Het vonnis waarvan beroep
De economische politierechter in de rechtbank Assen heeft de verdachte bij het vonnis wegens een misdrijf veroordeeld tot een straf, zoals in dat vonnis omschreven.
Gebruik van het rechtsmiddel
De verdachte is op de voorgeschreven wijze en tijdig in hoger beroep gekomen.
Het onderzoek ter terechtzitting in hoger beroep
Dit arrest is gewezen naar aanleiding van het onderzoek op de terechtzitting in hoger beroep, alsmede het onderzoek op de terechtzitting in eerste aanleg.
De vordering van de advocaat-generaal
De advocaat-generaal heeft gevorderd dat het hof het aan verdachte ten laste gelegde bewezen zal verklaren en hem ter zake zal veroordelen tot een geldboete van
€ 790,-, subsidiair 15 dagen hechtenis.
De beslissing op het hoger beroep
Het hof zal het vonnis vernietigen en opnieuw recht doen.
Tenlastelegging
Aan de verdachte is ten laste gelegd, dat:
hij op of omstreeks 4 februari 2009 te [plaats], al dan niet opzettelijk, dierlijke meststoffen en/of zuiveringsslib en/of een mengsel met dierlijke meststoffen en zuiveringsslib heeft gebruikt op een perceel bouwland, gelegen aan of nabij [adres] te [plaats], terwijl die dierlijke meststoffen en/of dat zuiveringsslib en/of dat mengsel niet emissiearm werd(en) aangewend.
Vrijspraak
Verdachte heeft ter zitting betoogd dat hetgeen hij op 4 februari 2009 niet emissiearm heeft uitgereden geen van de in de tenlastelegging genoemde stoffen bevatte en dat hij moet worden vrijgesproken.
Nu door de beide ambtenaren van de Algemene Inspectiedienst geen monster is genomen van het uitgereden materiaal en ook niet van het materiaal dat zich in de kelder bevond en het materiaal derhalve niet is onderzocht en het thans ook niet meer kan worden onderzocht, kan - nu het dossier, c.q. het verhandelde ter terechtzitting ook overigens geen uitsluitsel biedt - niet met voldoende zekerheid worden vastgesteld dat verdachte destijds dierlijke meststoffen en/of zuiveringsslib, dan wel een mengsel met één van deze stoffen, heeft uitgereden.
Het hof is derhalve van oordeel dat niet wettig en overtuigend bewezen kan worden dat verdachte het aan hem ten laste gelegde feit heeft begaan.

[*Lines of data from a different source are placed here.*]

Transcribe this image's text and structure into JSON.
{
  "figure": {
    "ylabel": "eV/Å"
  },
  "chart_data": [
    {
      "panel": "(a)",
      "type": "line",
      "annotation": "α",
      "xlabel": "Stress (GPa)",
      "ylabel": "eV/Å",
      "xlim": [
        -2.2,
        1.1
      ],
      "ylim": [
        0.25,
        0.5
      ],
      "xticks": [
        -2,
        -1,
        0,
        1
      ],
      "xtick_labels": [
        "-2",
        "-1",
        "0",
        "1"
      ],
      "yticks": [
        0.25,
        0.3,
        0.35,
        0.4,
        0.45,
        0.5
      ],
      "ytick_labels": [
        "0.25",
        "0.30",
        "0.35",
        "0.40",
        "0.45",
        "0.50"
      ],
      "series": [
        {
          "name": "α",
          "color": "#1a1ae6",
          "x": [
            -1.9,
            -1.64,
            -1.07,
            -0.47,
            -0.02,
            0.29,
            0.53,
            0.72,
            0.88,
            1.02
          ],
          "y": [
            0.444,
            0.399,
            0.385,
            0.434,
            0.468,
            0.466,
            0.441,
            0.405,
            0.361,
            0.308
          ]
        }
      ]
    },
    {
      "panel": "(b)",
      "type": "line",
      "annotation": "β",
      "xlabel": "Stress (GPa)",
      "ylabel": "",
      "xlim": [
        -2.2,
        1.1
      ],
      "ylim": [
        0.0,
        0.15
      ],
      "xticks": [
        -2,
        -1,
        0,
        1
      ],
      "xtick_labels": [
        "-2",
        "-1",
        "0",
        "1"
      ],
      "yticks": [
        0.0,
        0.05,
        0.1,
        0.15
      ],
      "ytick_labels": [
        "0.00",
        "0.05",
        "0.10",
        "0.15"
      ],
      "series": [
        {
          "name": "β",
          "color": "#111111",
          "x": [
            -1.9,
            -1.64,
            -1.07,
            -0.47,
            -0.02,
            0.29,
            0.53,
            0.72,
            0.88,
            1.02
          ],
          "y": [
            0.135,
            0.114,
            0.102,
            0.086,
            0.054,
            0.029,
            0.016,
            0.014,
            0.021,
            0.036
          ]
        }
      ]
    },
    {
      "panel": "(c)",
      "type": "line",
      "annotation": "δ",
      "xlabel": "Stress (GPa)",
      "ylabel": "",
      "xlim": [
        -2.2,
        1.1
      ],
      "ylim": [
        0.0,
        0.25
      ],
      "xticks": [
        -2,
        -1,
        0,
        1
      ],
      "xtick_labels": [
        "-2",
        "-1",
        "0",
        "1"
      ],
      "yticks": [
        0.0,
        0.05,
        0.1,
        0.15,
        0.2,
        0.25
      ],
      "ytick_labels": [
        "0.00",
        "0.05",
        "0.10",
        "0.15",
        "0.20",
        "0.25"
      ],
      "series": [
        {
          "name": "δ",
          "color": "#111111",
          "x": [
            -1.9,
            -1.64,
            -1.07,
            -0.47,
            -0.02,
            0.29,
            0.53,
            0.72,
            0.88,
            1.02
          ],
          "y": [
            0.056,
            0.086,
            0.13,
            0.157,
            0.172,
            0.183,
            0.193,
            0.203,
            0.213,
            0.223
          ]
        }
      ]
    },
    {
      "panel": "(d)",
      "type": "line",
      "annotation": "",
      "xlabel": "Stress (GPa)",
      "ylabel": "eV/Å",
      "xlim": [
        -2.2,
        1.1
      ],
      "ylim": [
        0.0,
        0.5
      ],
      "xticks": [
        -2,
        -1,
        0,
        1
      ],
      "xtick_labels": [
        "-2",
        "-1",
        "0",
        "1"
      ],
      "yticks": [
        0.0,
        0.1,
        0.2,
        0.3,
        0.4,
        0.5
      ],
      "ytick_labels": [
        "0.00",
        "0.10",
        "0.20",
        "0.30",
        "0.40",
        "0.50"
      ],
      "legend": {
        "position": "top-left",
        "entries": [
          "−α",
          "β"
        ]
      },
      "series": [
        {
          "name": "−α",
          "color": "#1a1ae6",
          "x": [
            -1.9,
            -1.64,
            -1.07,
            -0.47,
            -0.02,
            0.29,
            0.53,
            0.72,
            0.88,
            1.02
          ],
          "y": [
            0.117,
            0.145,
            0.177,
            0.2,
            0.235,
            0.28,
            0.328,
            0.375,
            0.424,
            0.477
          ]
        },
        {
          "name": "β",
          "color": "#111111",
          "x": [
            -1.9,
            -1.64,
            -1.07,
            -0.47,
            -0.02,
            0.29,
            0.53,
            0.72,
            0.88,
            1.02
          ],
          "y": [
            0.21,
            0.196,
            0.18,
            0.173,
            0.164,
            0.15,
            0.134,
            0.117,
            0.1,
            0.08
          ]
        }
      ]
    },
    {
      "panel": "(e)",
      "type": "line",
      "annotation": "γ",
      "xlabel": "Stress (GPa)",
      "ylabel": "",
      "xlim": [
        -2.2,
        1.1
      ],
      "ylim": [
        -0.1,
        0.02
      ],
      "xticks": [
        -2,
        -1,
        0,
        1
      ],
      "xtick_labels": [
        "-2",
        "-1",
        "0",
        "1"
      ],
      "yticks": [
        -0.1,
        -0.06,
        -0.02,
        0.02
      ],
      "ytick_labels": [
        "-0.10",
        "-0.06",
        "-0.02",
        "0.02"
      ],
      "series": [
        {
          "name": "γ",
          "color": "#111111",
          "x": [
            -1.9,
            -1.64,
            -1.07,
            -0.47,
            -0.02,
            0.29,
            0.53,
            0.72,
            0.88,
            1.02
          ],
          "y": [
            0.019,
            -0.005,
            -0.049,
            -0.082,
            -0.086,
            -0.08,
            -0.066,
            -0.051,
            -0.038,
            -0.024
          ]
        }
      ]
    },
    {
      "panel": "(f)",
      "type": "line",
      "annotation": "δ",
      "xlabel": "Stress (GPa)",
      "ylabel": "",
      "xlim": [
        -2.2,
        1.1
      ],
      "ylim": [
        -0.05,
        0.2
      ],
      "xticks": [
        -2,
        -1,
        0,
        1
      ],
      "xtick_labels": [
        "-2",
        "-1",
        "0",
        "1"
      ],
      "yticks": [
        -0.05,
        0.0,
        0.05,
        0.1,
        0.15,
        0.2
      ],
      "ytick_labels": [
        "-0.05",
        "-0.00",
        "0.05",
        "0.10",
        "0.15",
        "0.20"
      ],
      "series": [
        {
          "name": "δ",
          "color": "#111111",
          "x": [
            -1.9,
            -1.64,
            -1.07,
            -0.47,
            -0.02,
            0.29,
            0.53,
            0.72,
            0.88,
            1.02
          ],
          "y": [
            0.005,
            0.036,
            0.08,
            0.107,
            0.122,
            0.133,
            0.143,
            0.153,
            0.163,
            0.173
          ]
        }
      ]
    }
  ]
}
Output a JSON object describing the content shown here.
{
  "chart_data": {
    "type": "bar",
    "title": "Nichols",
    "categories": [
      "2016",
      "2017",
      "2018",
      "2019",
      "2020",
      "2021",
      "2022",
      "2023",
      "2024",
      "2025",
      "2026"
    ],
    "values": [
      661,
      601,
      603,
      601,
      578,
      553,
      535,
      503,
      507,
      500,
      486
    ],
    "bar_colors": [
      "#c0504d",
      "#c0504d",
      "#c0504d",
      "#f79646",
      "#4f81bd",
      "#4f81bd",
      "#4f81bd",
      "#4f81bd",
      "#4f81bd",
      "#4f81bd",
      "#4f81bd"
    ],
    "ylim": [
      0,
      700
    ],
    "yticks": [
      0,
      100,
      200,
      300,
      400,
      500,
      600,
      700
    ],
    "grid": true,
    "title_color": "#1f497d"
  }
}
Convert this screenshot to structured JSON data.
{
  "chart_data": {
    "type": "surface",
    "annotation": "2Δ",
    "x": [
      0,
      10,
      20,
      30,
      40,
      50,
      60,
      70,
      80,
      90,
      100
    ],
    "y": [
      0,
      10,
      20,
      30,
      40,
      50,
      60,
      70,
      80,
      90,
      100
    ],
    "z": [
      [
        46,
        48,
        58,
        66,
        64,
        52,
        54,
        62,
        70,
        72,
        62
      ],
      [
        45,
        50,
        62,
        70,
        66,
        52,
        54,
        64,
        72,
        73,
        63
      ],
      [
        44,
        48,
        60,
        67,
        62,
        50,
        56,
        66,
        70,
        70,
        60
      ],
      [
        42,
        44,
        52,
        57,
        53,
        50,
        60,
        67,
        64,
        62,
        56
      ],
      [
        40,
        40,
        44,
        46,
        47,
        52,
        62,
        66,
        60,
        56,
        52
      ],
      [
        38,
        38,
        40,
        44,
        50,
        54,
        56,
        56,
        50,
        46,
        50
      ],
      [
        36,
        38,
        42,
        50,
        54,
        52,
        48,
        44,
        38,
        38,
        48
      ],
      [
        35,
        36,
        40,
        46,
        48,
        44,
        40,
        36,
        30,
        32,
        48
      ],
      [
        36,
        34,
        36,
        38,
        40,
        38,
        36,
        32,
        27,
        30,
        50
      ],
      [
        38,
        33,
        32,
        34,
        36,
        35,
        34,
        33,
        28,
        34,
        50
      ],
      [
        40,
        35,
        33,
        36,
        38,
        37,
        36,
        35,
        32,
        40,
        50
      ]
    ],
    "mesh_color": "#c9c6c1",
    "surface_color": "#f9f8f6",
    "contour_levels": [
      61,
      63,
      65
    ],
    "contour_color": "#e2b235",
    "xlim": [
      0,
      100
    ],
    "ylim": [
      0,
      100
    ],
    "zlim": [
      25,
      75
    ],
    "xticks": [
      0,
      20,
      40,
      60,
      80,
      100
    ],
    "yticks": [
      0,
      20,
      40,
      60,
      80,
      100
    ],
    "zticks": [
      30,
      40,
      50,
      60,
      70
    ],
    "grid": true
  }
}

Het hof zal verdachte daarom vrijspreken.
De uitspraak
HET HOF,
RECHT DOENDE OP HET HOGER BEROEP:
vernietigt het vonnis, waarvan beroep, en opnieuw recht doende:
verklaart het verdachte ten laste gelegde niet bewezen en spreekt hem daarvan vrij.
Dit arrest is aldus gewezen door mr. G.M. Meijer-Campfens , voorzitter, mr. O. Anjewierden en mr. W. Foppen, in tegenwoordigheid van H. Pool als griffier.